Cleveland v. Assn. of Cleveland Fire Fighters, Local 93 (1984), 20 Ohio App.3d 249, 254, 485 N.E.2d 792.
{¶ 16} In this case, the court did not have subject-matter jurisdiction. The only proper means of challenging the 2004 decision of the arbitrator was through the statutory procedure prescribed by R.C. Chapter 2711. DiPietrantonio did not avail himself of that procedure in a timely manner, and his attempt to circumvent the statutory procedure through a declaratory-judgment action was invalid.

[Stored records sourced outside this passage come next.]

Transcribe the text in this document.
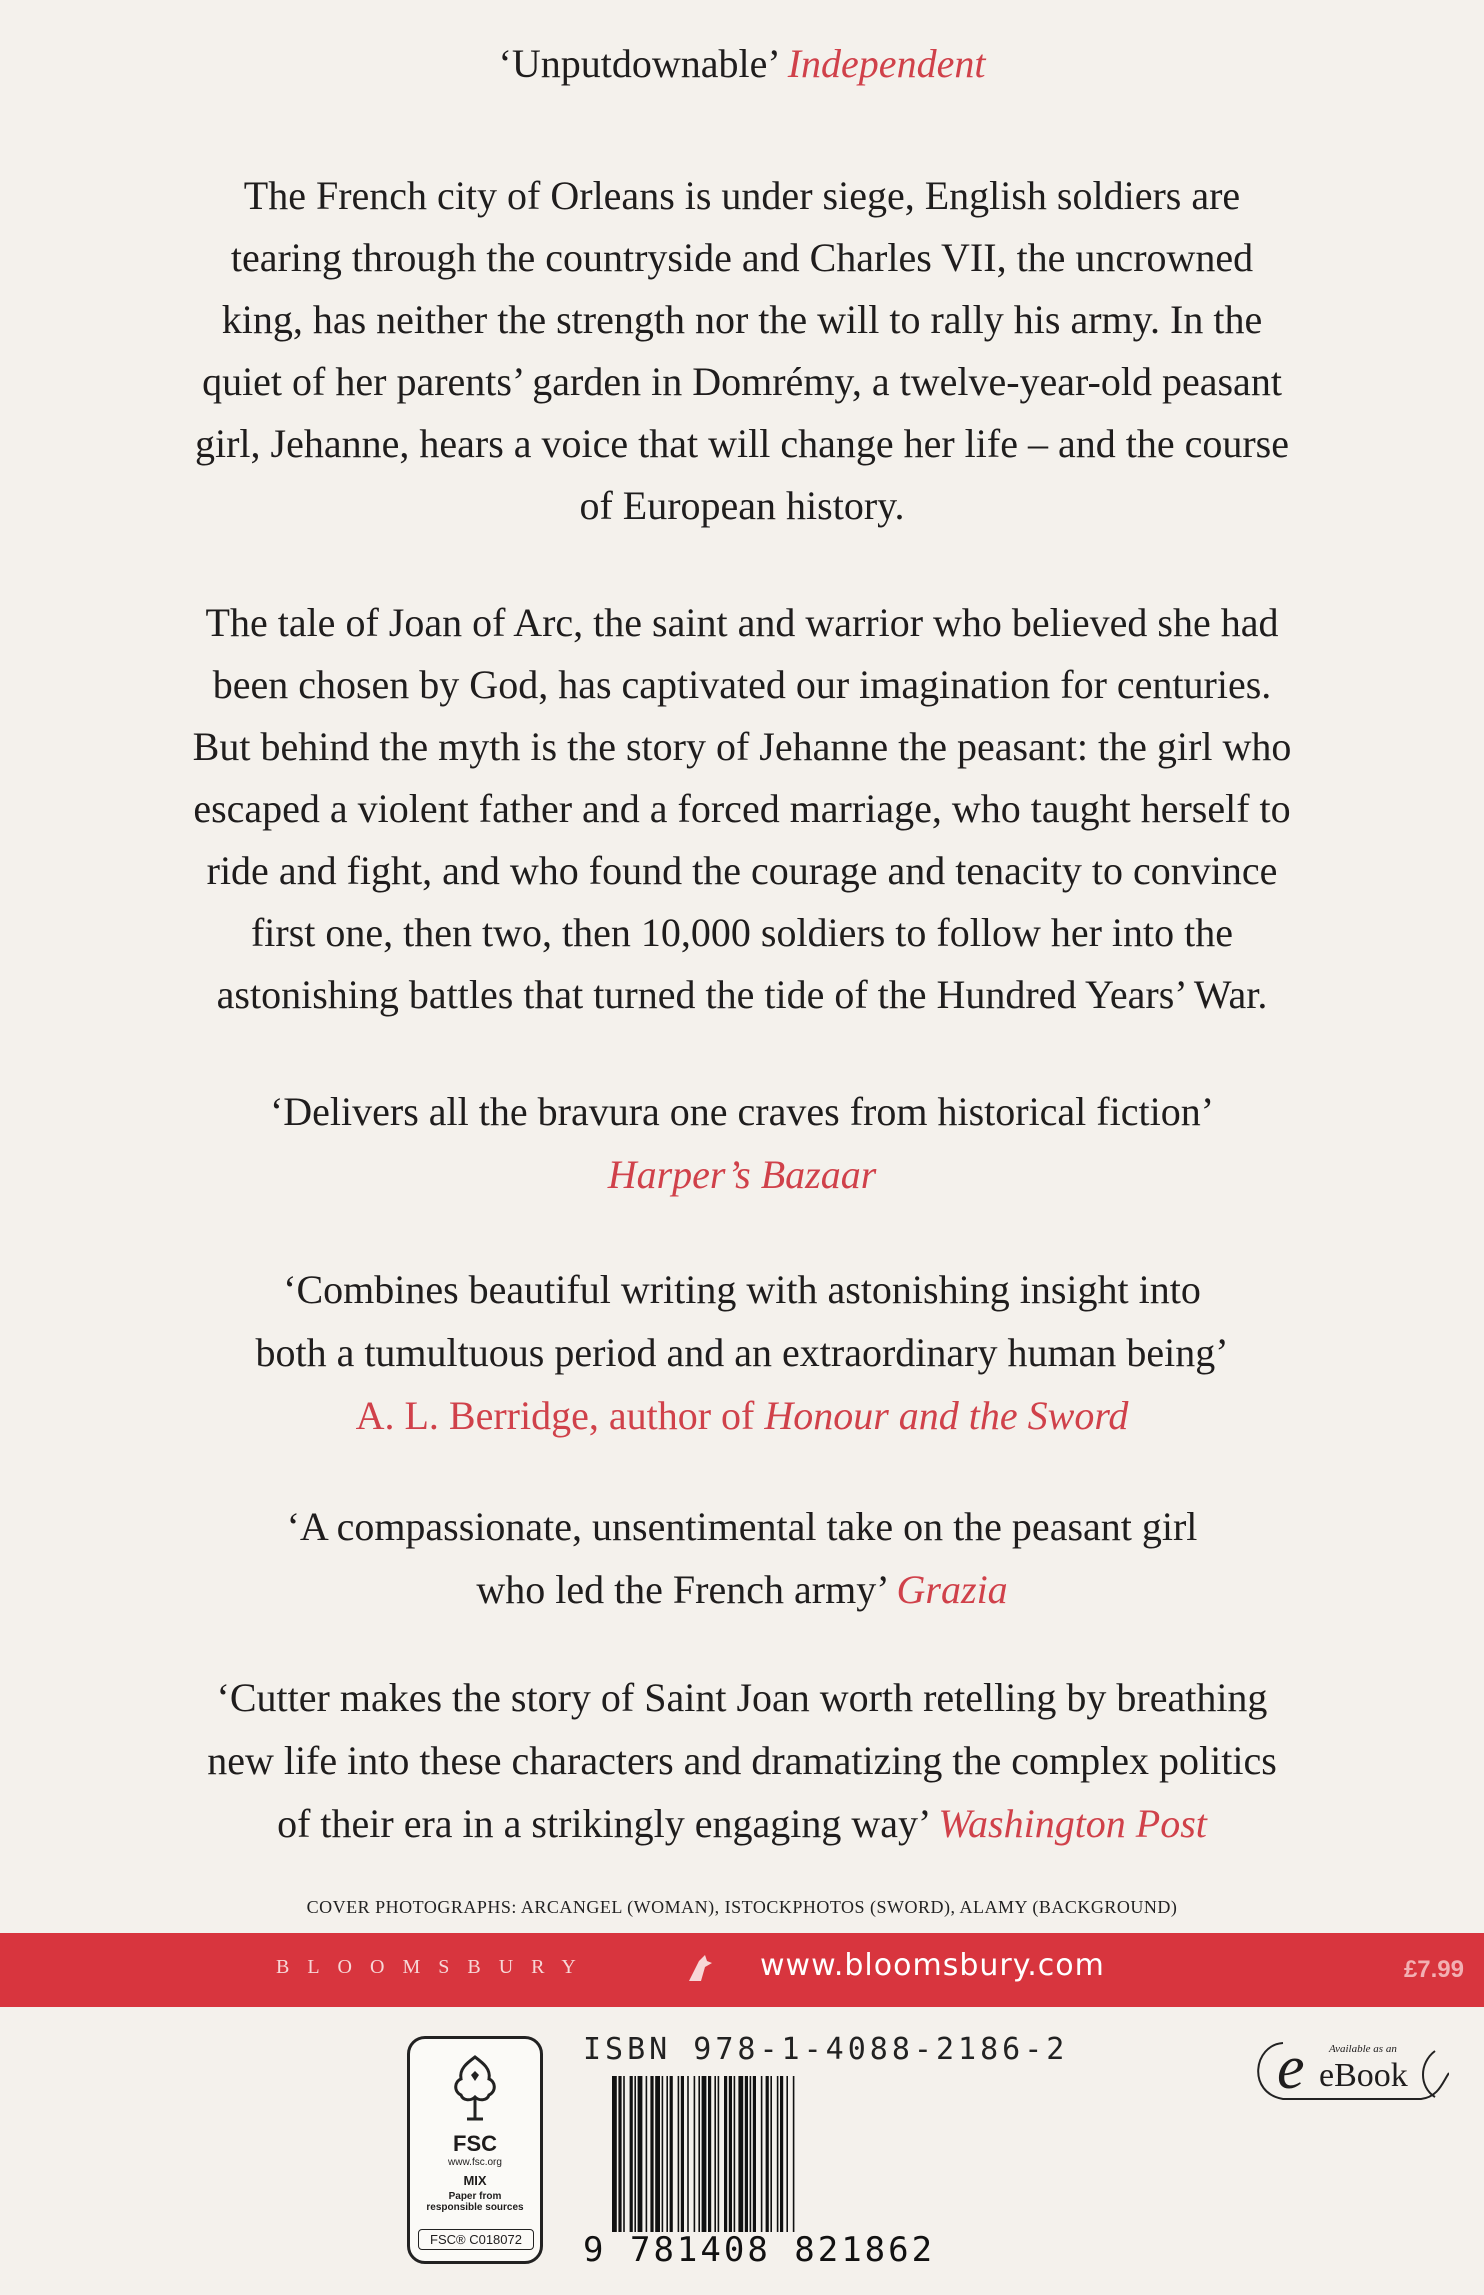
‘Unputdownable’ Independent
The French city of Orleans is under siege, English soldiers are
tearing through the countryside and Charles VII, the uncrowned
king, has neither the strength nor the will to rally his army. In the
quiet of her parents’ garden in Domrémy, a twelve-year-old peasant
girl, Jehanne, hears a voice that will change her life – and the course
of European history.
The tale of Joan of Arc, the saint and warrior who believed she had
been chosen by God, has captivated our imagination for centuries.
But behind the myth is the story of Jehanne the peasant: the girl who
escaped a violent father and a forced marriage, who taught herself to
ride and fight, and who found the courage and tenacity to convince
first one, then two, then 10,000 soldiers to follow her into the
astonishing battles that turned the tide of the Hundred Years’ War.
‘Delivers all the bravura one craves from historical fiction’
Harper’s Bazaar
‘Combines beautiful writing with astonishing insight into
both a tumultuous period and an extraordinary human being’
A. L. Berridge, author of Honour and the Sword
‘A compassionate, unsentimental take on the peasant girl
who led the French army’ Grazia
‘Cutter makes the story of Saint Joan worth retelling by breathing
new life into these characters and dramatizing the complex politics
of their era in a strikingly engaging way’ Washington Post
COVER PHOTOGRAPHS: ARCANGEL (WOMAN), ISTOCKPHOTOS (SWORD), ALAMY (BACKGROUND)
BLOOMSBURY	www.bloomsbury.com	£7.99
FSC
www.fsc.org
MIX
Paper from responsible sources
FSC® C018072
ISBN 978-1-4088-2186-2
9 781408 821862
e Available as an
eBook
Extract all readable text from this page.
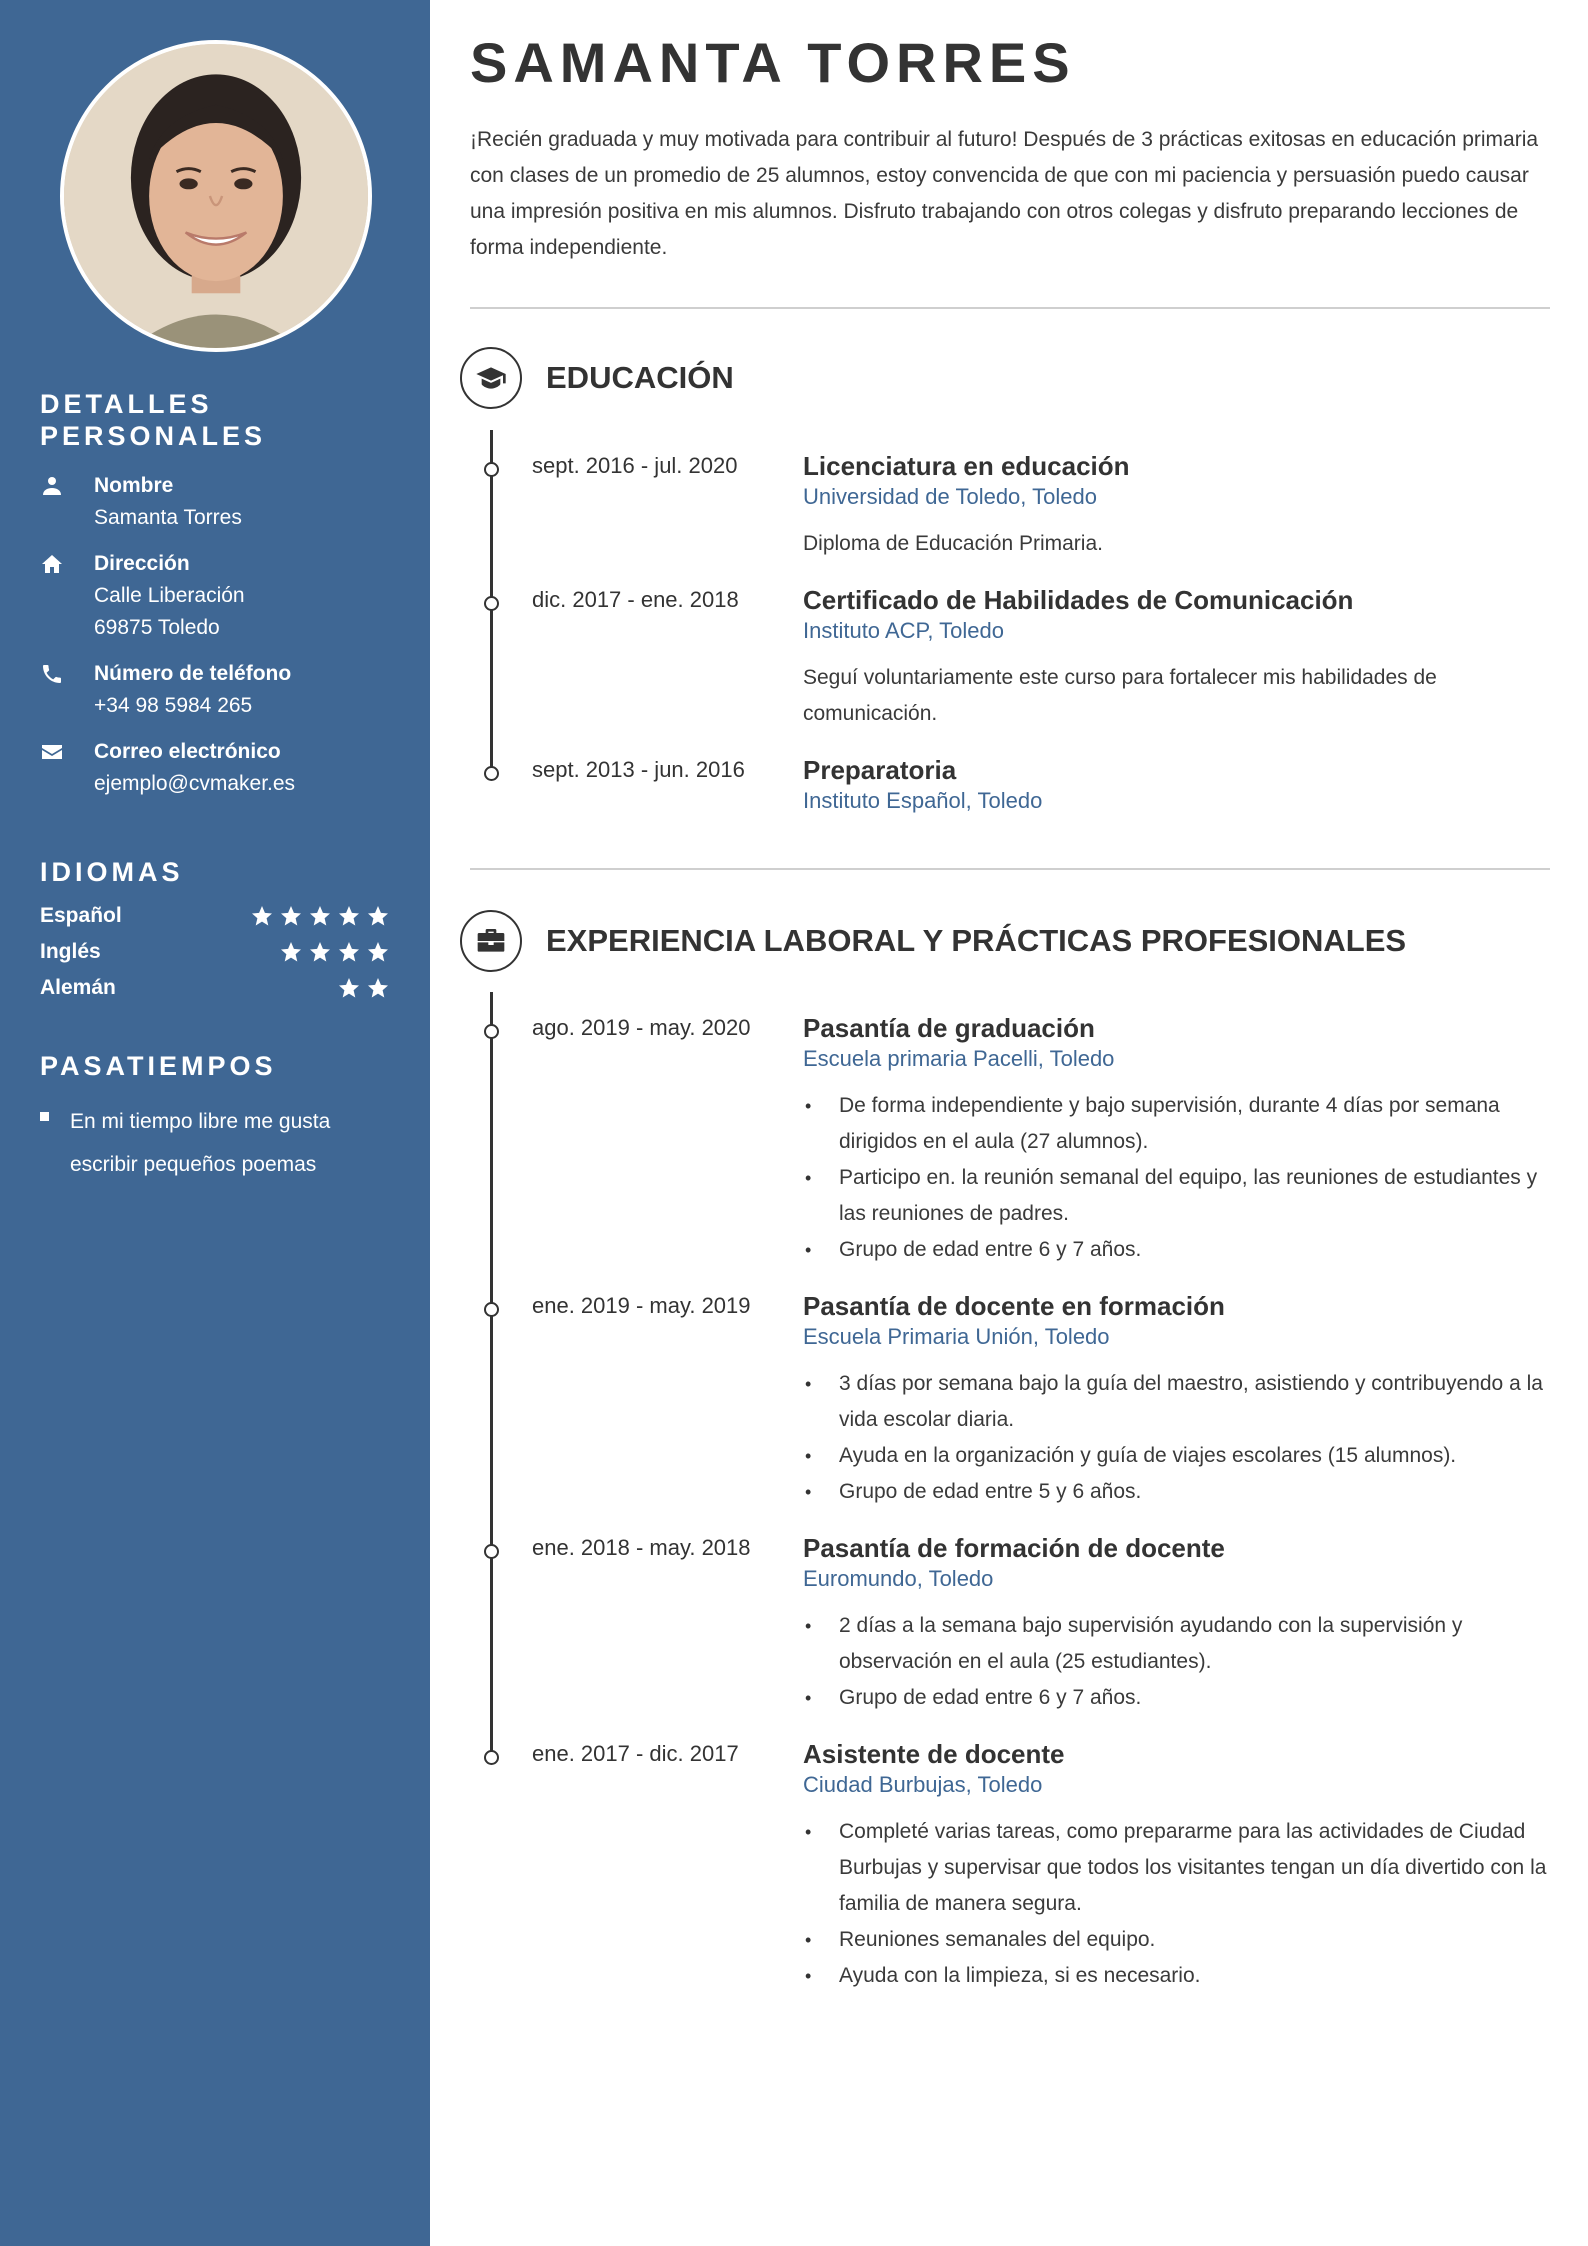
DETALLES PERSONALES
Nombre
Samanta Torres
Dirección
Calle Liberación
69875 Toledo
Número de teléfono
+34 98 5984 265
Correo electrónico
ejemplo@cvmaker.es
IDIOMAS
Español
Inglés
Alemán
PASATIEMPOS
En mi tiempo libre me gusta escribir pequeños poemas
SAMANTA TORRES

¡Recién graduada y muy motivada para contribuir al futuro! Después de 3 prácticas exitosas en educación primaria con clases de un promedio de 25 alumnos, estoy convencida de que con mi paciencia y persuasión puedo causar una impresión positiva en mis alumnos. Disfruto trabajando con otros colegas y disfruto preparando lecciones de forma independiente.

EDUCACIÓN
sept. 2016 - jul. 2020	Licenciatura en educación
Universidad de Toledo, Toledo
Diploma de Educación Primaria.
dic. 2017 - ene. 2018 Certificado de Habilidades de Comunicación
Instituto ACP, Toledo
Seguí voluntariamente este curso para fortalecer mis habilidades de comunicación.
sept. 2013 - jun. 2016 Preparatoria
Instituto Español, Toledo
EXPERIENCIA LABORAL Y PRÁCTICAS PROFESIONALES
ago. 2019 - may. 2020 Pasantía de graduación
Escuela primaria Pacelli, Toledo
• De forma independiente y bajo supervisión, durante 4 días por semana dirigidos en el aula (27 alumnos).
• Participo en. la reunión semanal del equipo, las reuniones de estudiantes y las reuniones de padres.
• Grupo de edad entre 6 y 7 años.
ene. 2019 - may. 2019 Pasantía de docente en formación
Escuela Primaria Unión, Toledo
• 3 días por semana bajo la guía del maestro, asistiendo y contribuyendo a la vida escolar diaria.
• Ayuda en la organización y guía de viajes escolares (15 alumnos).
• Grupo de edad entre 5 y 6 años.
ene. 2018 - may. 2018 Pasantía de formación de docente
Euromundo, Toledo
• 2 días a la semana bajo supervisión ayudando con la supervisión y observación en el aula (25 estudiantes).
• Grupo de edad entre 6 y 7 años.
ene. 2017 - dic. 2017 Asistente de docente
Ciudad Burbujas, Toledo
• Completé varias tareas, como prepararme para las actividades de Ciudad Burbujas y supervisar que todos los visitantes tengan un día divertido con la familia de manera segura.
• Reuniones semanales del equipo.
• Ayuda con la limpieza, si es necesario.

{¶ 17} Also, DiPietrantonio's declaratory-judgment action raised the identical issues that were the subject of the 2004 arbitration and the subsequent agreed entry modifying the arbitrator's award. In the prior proceedings, the court had journalized the agreed entry specifically stating that temporary status or acting status would not result in permanent appointments.
{¶ 18} But DiPietrantonio argues that because he had not been a party to the arbitration, he was not barred from challenging its result. This argument is without merit. DiPietrantonio was in privity with the union, and he was therefore bound by the agreement made on behalf of the bargaining unit, which explicitly stated that the temporary appointments would not be considered a provisional appointment and would not automatically result in a permanent assignment.
See, e.g., Ohio Patrolmen's Benevolent Assn. v. Munroe Falls, 9th Dist. No 23898, 2008-Ohio-659, jurisdictional motion overruled, 118 Ohio St.3d 1463, 2008-Ohio-2823, 888 N.E.2d 1115 (result of prior grievance by union was binding on individual members).
{¶ 19} Thus, the trial court did not have subject-matter jurisdiction over DiPietrantonio's declaratory-judgment action. The trial court erred in granting the declaratory relief that DiPietrantonio had requested, and we accordingly sustain the first assignment of error.
{¶ 20} In the second and final assignment of error, the city argues that the trial court erred in holding that DiPietrantonio had been entitled to be appointed to the rank of sergeant based upon his service as an acting sergeant. Our disposition of the first assignment of error renders this assignment moot.
Conclusion
{¶ 21} We reverse the judgment of the trial court and enter final judgment in favor of the city, the civil service commission, and the individual appellants.
Judgment reversed and final judgment entered.
PAINTER and DINKELACKER, JJ., concur.